Shrugging aside rising inflation and interest rates, the U.S. economy grew at an extremely strong rate of 3.2% annual solid pace from July to September, the government reported Thursday in a healthy upgrade from its earlier estimate from 3rd quarter growth.
The rise in gross domestic product and The economy’s output in goods and services marked a growth after consecutive drops in the Jan-March and April-June period.
Still, many economic experts expect the economy to slow down and slip into recession next year due to higher interest rates being levied by the authorities to combat inflation that earlier this year reached heights that had not been noticed since the 1980s.
During the Third quarter, growth was solid exports and healthy consumer spending.
Investment in housing plunged yearly at 27.1%, hammered by higher mortgage rates.

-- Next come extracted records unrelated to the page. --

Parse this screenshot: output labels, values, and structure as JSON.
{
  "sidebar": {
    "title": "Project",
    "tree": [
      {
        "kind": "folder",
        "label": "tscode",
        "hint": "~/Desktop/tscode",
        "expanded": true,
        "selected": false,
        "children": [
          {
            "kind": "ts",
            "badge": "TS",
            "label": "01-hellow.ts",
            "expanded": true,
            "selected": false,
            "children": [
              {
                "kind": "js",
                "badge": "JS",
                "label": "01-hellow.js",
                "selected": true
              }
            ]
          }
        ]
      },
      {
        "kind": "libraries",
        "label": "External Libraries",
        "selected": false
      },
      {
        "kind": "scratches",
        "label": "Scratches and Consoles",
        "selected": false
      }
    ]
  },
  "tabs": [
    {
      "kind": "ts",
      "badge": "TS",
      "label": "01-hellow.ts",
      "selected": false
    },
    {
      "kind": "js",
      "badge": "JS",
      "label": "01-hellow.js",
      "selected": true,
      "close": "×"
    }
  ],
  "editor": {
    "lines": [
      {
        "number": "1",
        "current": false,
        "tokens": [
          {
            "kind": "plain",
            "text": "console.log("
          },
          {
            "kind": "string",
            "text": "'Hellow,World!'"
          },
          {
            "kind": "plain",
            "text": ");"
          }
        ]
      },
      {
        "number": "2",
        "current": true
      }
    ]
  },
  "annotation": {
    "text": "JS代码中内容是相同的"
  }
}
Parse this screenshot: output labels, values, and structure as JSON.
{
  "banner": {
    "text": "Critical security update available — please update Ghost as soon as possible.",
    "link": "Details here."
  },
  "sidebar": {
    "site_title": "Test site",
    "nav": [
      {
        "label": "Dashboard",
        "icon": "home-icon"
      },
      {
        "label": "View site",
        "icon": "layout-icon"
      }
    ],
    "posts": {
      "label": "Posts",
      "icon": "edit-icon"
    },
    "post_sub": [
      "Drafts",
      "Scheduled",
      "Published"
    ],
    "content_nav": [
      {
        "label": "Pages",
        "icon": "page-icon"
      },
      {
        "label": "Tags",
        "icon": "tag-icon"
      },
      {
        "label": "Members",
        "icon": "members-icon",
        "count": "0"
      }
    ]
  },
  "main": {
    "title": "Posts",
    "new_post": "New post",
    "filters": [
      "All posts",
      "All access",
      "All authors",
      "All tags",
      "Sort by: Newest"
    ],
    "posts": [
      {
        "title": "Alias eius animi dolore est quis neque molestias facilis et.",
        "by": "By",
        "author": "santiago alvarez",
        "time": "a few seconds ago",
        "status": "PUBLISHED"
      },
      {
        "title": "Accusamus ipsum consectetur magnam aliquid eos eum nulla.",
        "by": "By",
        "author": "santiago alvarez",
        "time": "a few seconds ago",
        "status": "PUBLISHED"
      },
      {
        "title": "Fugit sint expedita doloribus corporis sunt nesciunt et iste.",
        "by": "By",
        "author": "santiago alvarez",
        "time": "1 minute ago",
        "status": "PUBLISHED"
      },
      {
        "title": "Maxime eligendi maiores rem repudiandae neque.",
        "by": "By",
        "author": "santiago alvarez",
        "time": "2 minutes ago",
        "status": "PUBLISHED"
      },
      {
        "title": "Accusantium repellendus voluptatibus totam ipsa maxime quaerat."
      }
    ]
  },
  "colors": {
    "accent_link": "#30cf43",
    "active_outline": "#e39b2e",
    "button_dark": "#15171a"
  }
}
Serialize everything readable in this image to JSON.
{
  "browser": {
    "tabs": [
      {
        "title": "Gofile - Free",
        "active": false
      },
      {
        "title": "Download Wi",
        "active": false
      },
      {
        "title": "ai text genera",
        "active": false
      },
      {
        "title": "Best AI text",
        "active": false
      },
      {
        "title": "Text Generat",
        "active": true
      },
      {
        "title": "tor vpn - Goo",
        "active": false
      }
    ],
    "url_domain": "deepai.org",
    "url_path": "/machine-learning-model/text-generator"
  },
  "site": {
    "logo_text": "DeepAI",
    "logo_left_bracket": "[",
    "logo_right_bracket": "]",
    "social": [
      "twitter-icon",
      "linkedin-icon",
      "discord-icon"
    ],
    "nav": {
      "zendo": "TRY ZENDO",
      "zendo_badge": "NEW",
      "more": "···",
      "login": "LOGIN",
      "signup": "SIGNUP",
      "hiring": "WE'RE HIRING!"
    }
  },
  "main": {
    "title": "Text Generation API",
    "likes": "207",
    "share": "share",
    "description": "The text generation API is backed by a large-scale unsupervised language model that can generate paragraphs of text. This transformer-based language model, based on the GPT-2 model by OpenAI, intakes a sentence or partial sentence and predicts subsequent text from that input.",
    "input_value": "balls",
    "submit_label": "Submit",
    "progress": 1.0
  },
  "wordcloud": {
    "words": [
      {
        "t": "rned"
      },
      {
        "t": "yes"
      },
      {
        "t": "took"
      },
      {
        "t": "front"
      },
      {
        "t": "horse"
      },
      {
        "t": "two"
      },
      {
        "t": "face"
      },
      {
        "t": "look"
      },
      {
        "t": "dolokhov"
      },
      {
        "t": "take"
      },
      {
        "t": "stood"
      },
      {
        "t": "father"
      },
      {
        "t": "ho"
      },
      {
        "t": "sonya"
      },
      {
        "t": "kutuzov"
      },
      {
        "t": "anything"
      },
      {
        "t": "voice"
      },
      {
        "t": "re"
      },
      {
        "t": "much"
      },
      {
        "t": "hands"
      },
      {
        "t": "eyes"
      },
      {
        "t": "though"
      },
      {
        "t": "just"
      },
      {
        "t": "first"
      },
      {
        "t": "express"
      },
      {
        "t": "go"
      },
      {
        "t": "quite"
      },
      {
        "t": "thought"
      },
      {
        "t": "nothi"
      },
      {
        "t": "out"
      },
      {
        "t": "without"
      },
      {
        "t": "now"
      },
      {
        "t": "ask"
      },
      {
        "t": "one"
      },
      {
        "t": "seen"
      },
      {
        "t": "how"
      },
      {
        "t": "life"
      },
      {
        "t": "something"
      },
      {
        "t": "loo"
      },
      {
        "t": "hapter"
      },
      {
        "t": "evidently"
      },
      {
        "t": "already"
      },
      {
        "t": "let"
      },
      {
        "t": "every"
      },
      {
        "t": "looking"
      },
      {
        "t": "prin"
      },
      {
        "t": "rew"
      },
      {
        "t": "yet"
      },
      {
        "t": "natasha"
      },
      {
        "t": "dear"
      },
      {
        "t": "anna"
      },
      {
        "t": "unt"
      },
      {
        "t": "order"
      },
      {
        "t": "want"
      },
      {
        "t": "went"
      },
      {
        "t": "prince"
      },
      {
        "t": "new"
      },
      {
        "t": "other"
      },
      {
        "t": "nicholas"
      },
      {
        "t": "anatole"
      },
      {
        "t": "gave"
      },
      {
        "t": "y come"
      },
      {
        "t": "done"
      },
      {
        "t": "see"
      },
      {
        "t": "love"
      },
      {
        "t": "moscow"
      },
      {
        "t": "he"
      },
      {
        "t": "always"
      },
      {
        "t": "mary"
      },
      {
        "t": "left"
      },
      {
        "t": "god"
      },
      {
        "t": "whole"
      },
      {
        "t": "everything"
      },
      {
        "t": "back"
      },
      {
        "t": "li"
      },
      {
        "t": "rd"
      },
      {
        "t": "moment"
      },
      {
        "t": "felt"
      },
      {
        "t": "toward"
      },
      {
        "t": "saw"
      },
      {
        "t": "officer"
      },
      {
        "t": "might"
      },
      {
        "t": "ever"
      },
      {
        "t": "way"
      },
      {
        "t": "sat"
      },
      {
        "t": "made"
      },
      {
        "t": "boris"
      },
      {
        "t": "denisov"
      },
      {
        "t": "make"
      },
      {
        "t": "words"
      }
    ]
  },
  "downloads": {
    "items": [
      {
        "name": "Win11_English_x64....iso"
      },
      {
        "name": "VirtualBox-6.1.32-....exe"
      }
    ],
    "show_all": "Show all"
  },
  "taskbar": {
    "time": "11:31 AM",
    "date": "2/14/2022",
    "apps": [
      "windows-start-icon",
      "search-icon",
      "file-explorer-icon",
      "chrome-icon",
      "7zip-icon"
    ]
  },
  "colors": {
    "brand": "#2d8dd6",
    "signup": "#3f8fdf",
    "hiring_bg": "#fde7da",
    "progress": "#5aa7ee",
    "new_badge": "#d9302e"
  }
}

In its previous estimate of 3rd quarter growth issued on Nov 30, the commerce department has pegged July – Sept growth at an annual rate of 2.9%. Behind the upgrade to Thursday’s 3.2% was a more substantial rise in spending by a consumer. Revised up to a 2.3% yearly rate from 1.7% in nov estimate.
Inflation which had not been a severe problem for almost 40 years, returned in 2021. It was set off by a strong recovery from the coronavirus recession of 2020 brought up by government stimulus. The Authorities were slow to recognize the severity of the inflation, and it only started rising after the march.